Face à la montée de l’extrême droite, aux clichés et propos haineux, Mariama Samba Baldé propose une parade. Un recueil de textes et de photos intitulé «Boubous-Hors clichés» et un film documentaire «Qui suis-je sans mari ?». Un travail qui vise à déconstruire les clichés. Elle a présenté ces deux œuvres il y a quelques jours à la librairie Harmattan.

En déplacement au Sénégal, Ségolène Royal, en tant que présidente de la région Poitou-Charentes, rencontre des groupements de femmes engagées dans la lutte contre l’émigration clandestine à Thiaroye-Sur-Mer le 6 avril 2009. Pour entrer dans l’ambiance de l’évènement, Ségolène Royal arbore un grand boubou. La photo est reprise en France et provoque un torrent de réactions haineuses.
A l’issue d’une séance du Conseil de Paris, Alain Destrem, élu Ump du XVe arrondissement, répond à une question de Canal+ qui lui demande à quoi lui fait penser la photo de Ségolène Royal en boubou parue dans Le Parisien : «A ma femme de ménage», rétorque-t-il. Cet épisode coïncide également avec la nomination de Christiane Taubira au gouvernement en France et celle de Cécile Kyenge au Parlement italien avec son lot de propos haineux et racistes.
Ce sont ces épisodes qui sont le point de départ de l’ouvrage que l’auteure et éditrice, Mariama Samba Baldé, décide alors d’écrire. Boubou – Hors clichés est un recueil de textes et de photos réalisées par Mariama Samba Baldé. L’ouvrage ainsi que le film qu’elle a réalisés, Qui suis-je sans mari ?, ont été au centre d’une rencontre il y a quelques jours à la librairie Harmattan.
Pour l’auteure, ces deux œuvres participent à un «travail de déconstruction sur les clichés». «Les clichés sur la peau noire, l’Afrique, le corps de l’africain, les métiers qu’on estime en Occident que les Africains doivent exercer. Les clichés sur les vêtements des Africains. Donc, c’est une invitation à s’inscrire dans la profondeur et pas dans la superficialité», explique Mme Baldé. «C’est la même démarche qui m’a conduite à faire Qui suis-je sans mari ? Il faut savoir aller au-delà des identités de surface et l’identité d’une femme, ce n’est pas le fait d’avoir un mari, ce sont les qualités qu’elle porte, ce qu’elle fait et ce qu’elle apporte à la société», explique Mme Baldé.

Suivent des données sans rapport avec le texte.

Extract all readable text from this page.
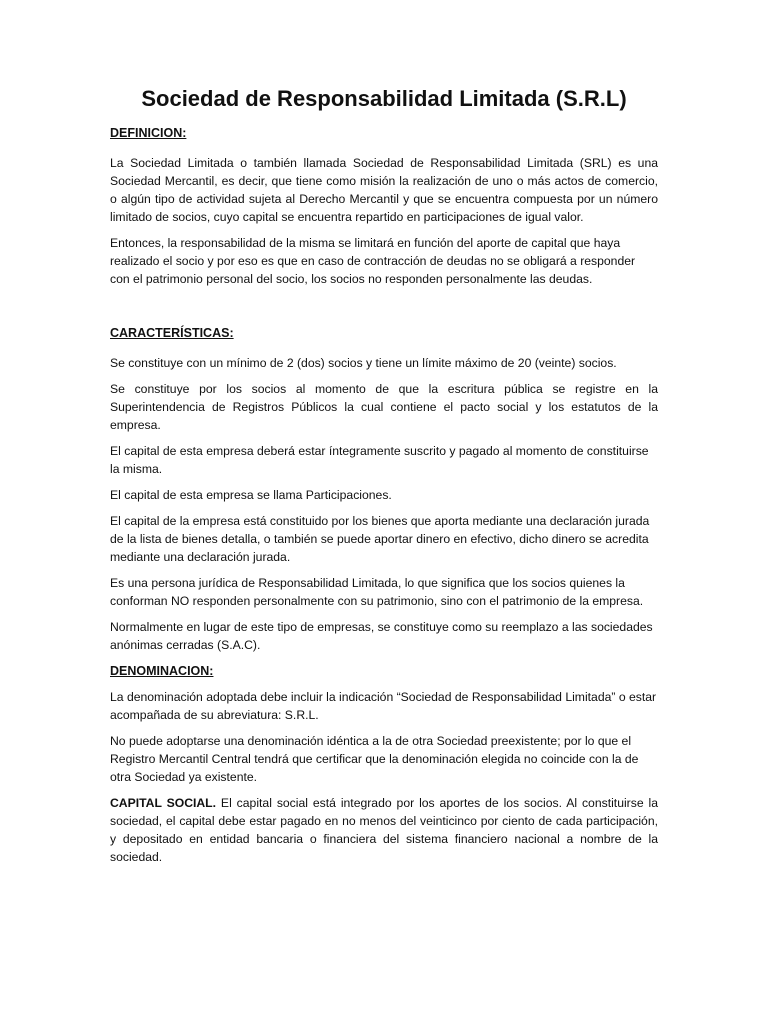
Sociedad de Responsabilidad Limitada (S.R.L)

DEFINICION:

La Sociedad Limitada o también llamada Sociedad de Responsabilidad Limitada (SRL) es una Sociedad Mercantil, es decir, que tiene como misión la realización de uno o más actos de comercio, o algún tipo de actividad sujeta al Derecho Mercantil y que se encuentra compuesta por un número limitado de socios, cuyo capital se encuentra repartido en participaciones de igual valor.

Entonces, la responsabilidad de la misma se limitará en función del aporte de capital que haya realizado el socio y por eso es que en caso de contracción de deudas no se obligará a responder con el patrimonio personal del socio, los socios no responden personalmente las deudas.

CARACTERÍSTICAS:

Se constituye con un mínimo de 2 (dos) socios y tiene un límite máximo de 20 (veinte) socios.

Se constituye por los socios al momento de que la escritura pública se registre en la Superintendencia de Registros Públicos la cual contiene el pacto social y los estatutos de la empresa.

El capital de esta empresa deberá estar íntegramente suscrito y pagado al momento de constituirse la misma.

El capital de esta empresa se llama Participaciones.

El capital de la empresa está constituido por los bienes que aporta mediante una declaración jurada de la lista de bienes detalla, o también se puede aportar dinero en efectivo, dicho dinero se acredita mediante una declaración jurada.

Es una persona jurídica de Responsabilidad Limitada, lo que significa que los socios quienes la conforman NO responden personalmente con su patrimonio, sino con el patrimonio de la empresa.

Normalmente en lugar de este tipo de empresas, se constituye como su reemplazo a las sociedades anónimas cerradas (S.A.C).

DENOMINACION:

La denominación adoptada debe incluir la indicación “Sociedad de Responsabilidad Limitada” o estar acompañada de su abreviatura: S.R.L.

No puede adoptarse una denominación idéntica a la de otra Sociedad preexistente; por lo que el Registro Mercantil Central tendrá que certificar que la denominación elegida no coincide con la de otra Sociedad ya existente.

CAPITAL SOCIAL. El capital social está integrado por los aportes de los socios. Al constituirse la sociedad, el capital debe estar pagado en no menos del veinticinco por ciento de cada participación, y depositado en entidad bancaria o financiera del sistema financiero nacional a nombre de la sociedad.
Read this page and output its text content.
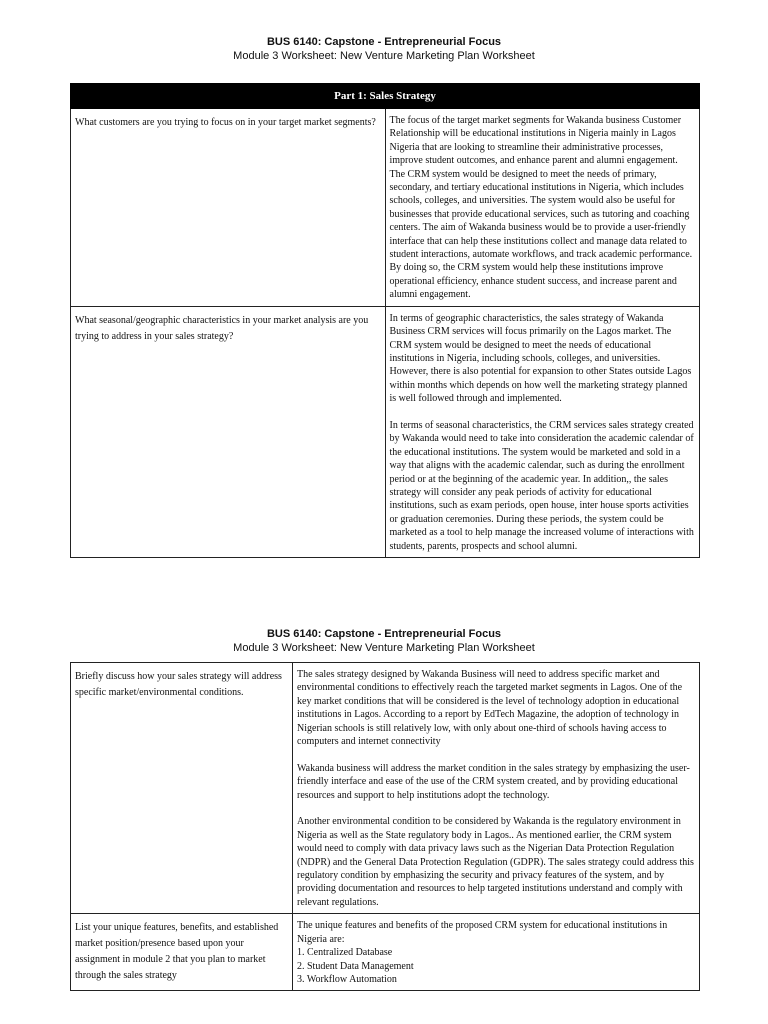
BUS 6140: Capstone - Entrepreneurial Focus
Module 3 Worksheet: New Venture Marketing Plan Worksheet
Part 1: Sales Strategy	

What customers are you trying to focus on in your target market segments?	The focus of the target market segments for Wakanda business Customer Relationship will be educational institutions in Nigeria mainly in Lagos Nigeria that are looking to streamline their administrative processes, improve student outcomes, and enhance parent and alumni engagement. The CRM system would be designed to meet the needs of primary, secondary, and tertiary educational institutions in Nigeria, which includes schools, colleges, and universities. The system would also be useful for businesses that provide educational services, such as tutoring and coaching centers. The aim of Wakanda business would be to provide a user-friendly interface that can help these institutions collect and manage data related to student interactions, automate workflows, and track academic performance. By doing so, the CRM system would help these institutions improve operational efficiency, enhance student success, and increase parent and alumni engagement.

What seasonal/geographic characteristics in your market analysis are you trying to address in your sales strategy?	In terms of geographic characteristics, the sales strategy of Wakanda Business CRM services will focus primarily on the Lagos market. The CRM system would be designed to meet the needs of educational institutions in Nigeria, including schools, colleges, and universities. However, there is also potential for expansion to other States outside Lagos within months which depends on how well the marketing strategy planned is well followed through and implemented.

In terms of seasonal characteristics, the CRM services sales strategy created by Wakanda would need to take into consideration the academic calendar of the educational institutions. The system would be marketed and sold in a way that aligns with the academic calendar, such as during the enrollment period or at the beginning of the academic year. In addition,, the sales strategy will consider any peak periods of activity for educational institutions, such as exam periods, open house, inter house sports activities or graduation ceremonies. During these periods, the system could be marketed as a tool to help manage the increased volume of interactions with students, parents, prospects and school alumni.

BUS 6140: Capstone - Entrepreneurial Focus
Module 3 Worksheet: New Venture Marketing Plan Worksheet
Briefly discuss how your sales strategy will address specific market/environmental conditions.	The sales strategy designed by Wakanda Business will need to address specific market and environmental conditions to effectively reach the targeted market segments in Lagos. One of the key market conditions that will be considered is the level of technology adoption in educational institutions in Lagos. According to a report by EdTech Magazine, the adoption of technology in Nigerian schools is still relatively low, with only about one-third of schools having access to computers and internet connectivity

Wakanda business will address the market condition in the sales strategy by emphasizing the user-friendly interface and ease of the use of the CRM system created, and by providing educational resources and support to help institutions adopt the technology.

Another environmental condition to be considered by Wakanda is the regulatory environment in Nigeria as well as the State regulatory body in Lagos.. As mentioned earlier, the CRM system would need to comply with data privacy laws such as the Nigerian Data Protection Regulation (NDPR) and the General Data Protection Regulation (GDPR). The sales strategy could address this regulatory condition by emphasizing the security and privacy features of the system, and by providing documentation and resources to help targeted institutions understand and comply with relevant regulations.

List your unique features, benefits, and established market position/presence based upon your assignment in module 2 that you plan to market through the sales strategy	The unique features and benefits of the proposed CRM system for educational institutions in Nigeria are:
1. Centralized Database
2. Student Data Management
3. Workflow Automation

«Toutes les deux œuvres posent la question de l’identité. Le livre sur la perception de l’Africain noir dans le contexte européen et le film sur la perception de la célibataire dans le contexte sénégalais. Dans les deux cas, des clichés circulent et débouchent sur des situations absurdes, mais aussi deviennent des facteurs de souffrance. Ces deux œuvres interrogent le regard et posent la question du respect», indique Mme Baldé.
Pour déconstruire les clichés attachés aux Noirs, Mariama Samba Baldé réalise une série de portraits de femmes africaines arborant de magnifiques boubous. Dans une mise en scène recherchées, ces femmes, parmi lesquelles Germaine Anta Gaye ou encore le Dr Marie Diallo, vont montrer l’élégance et le port de ce vêtement africain.

Repli identitaire
Depuis, la situation n’a guère changé. Au contraire, la montée des extrémismes touche plusieurs pays et le racisme se porte très bien. «C’est le corps du Noir que certains ont du mal à voir en haut de l’échelle», dénonce Mme Baldé qui note dans le monde entier de plus en plus des signes de repli identitaire.
«Il y a de plus en plus de crispation ; d’où la nécessité de faire ce travail de déconstruction du regard parce que c’est souvent l’ignorance qui pousse à avoir certaines positions extrêmes. S’il y a un combat à mener, c’est contre l’ignorance.» En Inde, en France ou en Chine, la question du racisme anti-Noir interpelle, même si l’Occident cristallise les attentions.
Mais pour Mme Baldé, il y a un travail à mener des deux côtés. «On peut toujours se poser la question est-ce que c’est facile d’avoir la peau noire. Tant que l’Afrique sera vue comme un territoire que les populations ont envie de fuir, tant que vont être galvaudées ces images de misère, on aura ce regard sur l’Africain et il y aura un travail de longue haleine à mener sur l’Africain du côté de l’Occident par rapport aux clichés et à l’ignorance, et du côté de l’Afrique, on a aussi un travail à faire pour se développer», indique l’auteure.